The Blue Lagoon offers no-frills entry from £40 GBP in winter and £45 GBP in summer. A series of packages have higher rates, but the standard package will do just fine!
6. Watching a Geysir Erupt
Along the Golden Circle region of south-west Iceland is the famous hot spring, Geysir. This spouting hot spring was once known to shoot boiling hot water and steam up to 70 metres into the air. Although dormant since 1916 (it came to life once in 1935), its brother Strokkur (Icelandic for 'churn') erupts ever five minutes or so, upto 25 to 35 metres into the sky. It is a pretty dramatic scene, people waiting with bated breath to watch it erupt.
7. Sampling Icelandic Eats
The list stands incomplete without the mention of few unique Icelandic eats. While at the Geysir, we tasted freshly baked hot spring bread served with Icelandic butter, herring and a small glass of Geysir Schnapps. Hverabraud, or rye bread, is cooked using geothermal heating. The dough is put into empty milk cartons and buried near a hot spring where it is cooked with the ground heat. (100°C for 12–24 hours)
Like some other Nordic countries Iceland has its fermented fish tradition; but fermented Shark is something you can get only here. And yes, I put rotten shark meat in my mouth! Hákarl is prepared from the meat of a Greenland shark, which is so full of chemicals urea and trimethylamine oxide that it’s poisonous when fresh, hence it is fermented. The taste is pretty disgusting and as you chew on the meat it keeps getting worse, you have to gulp it down with a shot of Brennivin - known as 'Black Death', it is a clear schnapps made from fermented potato and flavored with caraway, cumin, and angelica.

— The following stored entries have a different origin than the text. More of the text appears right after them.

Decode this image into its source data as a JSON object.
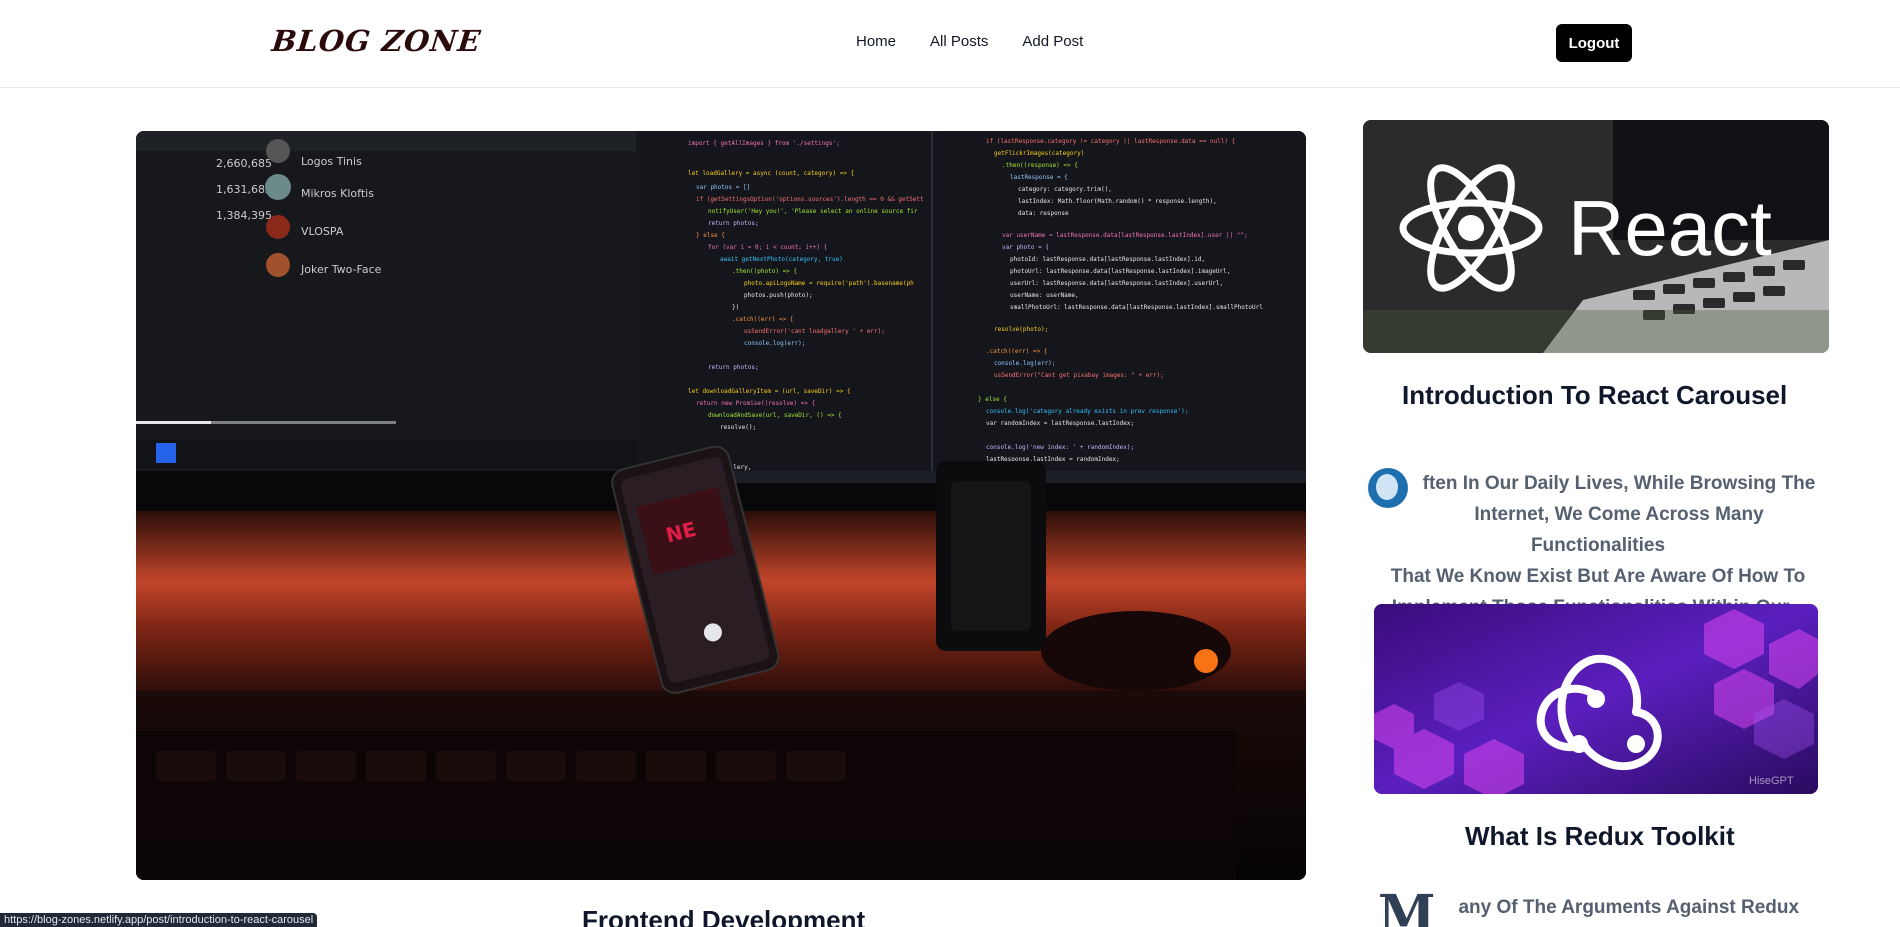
{
  "header": {
    "logo": "BLOG ZONE",
    "nav": [
      {
        "label": "Home"
      },
      {
        "label": "All Posts"
      },
      {
        "label": "Add Post"
      }
    ],
    "logout_label": "Logout"
  },
  "hero": {
    "title": "Frontend Development"
  },
  "sidebar": {
    "cards": [
      {
        "image_text": "React",
        "title": "Introduction To React Carousel",
        "dropcap": "O",
        "excerpt_lines": [
          "ften In Our Daily Lives, While Browsing The",
          "Internet, We Come Across Many Functionalities",
          "That We Know Exist But Are Aware Of How To",
          "Implement Those Functionalities Within Our..."
        ]
      },
      {
        "image_text": "HiseGPT",
        "title": "What Is Redux Toolkit",
        "dropcap": "M",
        "excerpt_lines": [
          "any Of The Arguments Against Redux Were"
        ]
      }
    ]
  },
  "status_bar": {
    "url": "https://blog-zones.netlify.app/post/introduction-to-react-carousel"
  }
}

You can visit Bjarnarhofn Shark Museum to try this traditional Icelandic dish and know more about the butchering and fermenting procedure.
8. Walking over a Volcanic Crater
The Grabrok craters (also called Grabrokargigar) are one of the three young scoria craters (only about some three thousand years old) of the Snaefellsnes volcanic zone. And if climbing up a volcano was ever on your bucket list, you can tick that right off, here. The volcanoes have a perfect cone shape, and as you walk almost to the centre of the crater, Jules Verne’s 'A Journey to the Center of Earth' plays on your mind.
9. Visiting Þingvellir National Park
Þingvellir National Park (Thingvellir), a UNESCO World Heritage site, not only fascinates you with its beautiful landscapes but also with the fact that it sits between two tectonic plates—those for North America and Eurasia. While there, you are quite literally standing between two continents (which are drifting apart about 2cm every year).
Thingvellir is also home to Lake Thingvallavatn known best for Silfra Gorge, an extraordinary dive site where you are literally swimming between continents in clear, glacial water.
10. Strolling on a Black Lava Beach
The black lava beach and the cliffs at Reynisfjara make for a haunting visit. The waves here have a mind of their own and can catch one unaware. They can go upto a height of seven metres, making this the most life-threatening location in Iceland, where several people have lost their lives.
The legend behind the iconic cliff formations, Reynisdrangar, also tells a ominous tale - two trolls were pulling a three-masted ship to the shore, but were caught by the sunlight at dawn and were turned into stone (as happens to trolls when they stay out after dark)
Iceland is not short of unique and astounding experiences. It does not shy away to show you its dangerous side, and its more beautiful and bright side. You gasp and sigh and fall in love with it, with each passing second.
Summer will bring its own joys; the landscape will change drastically from what I have witnessed so far, and I do want to go back and experience the uniqueness of Iceland all over again.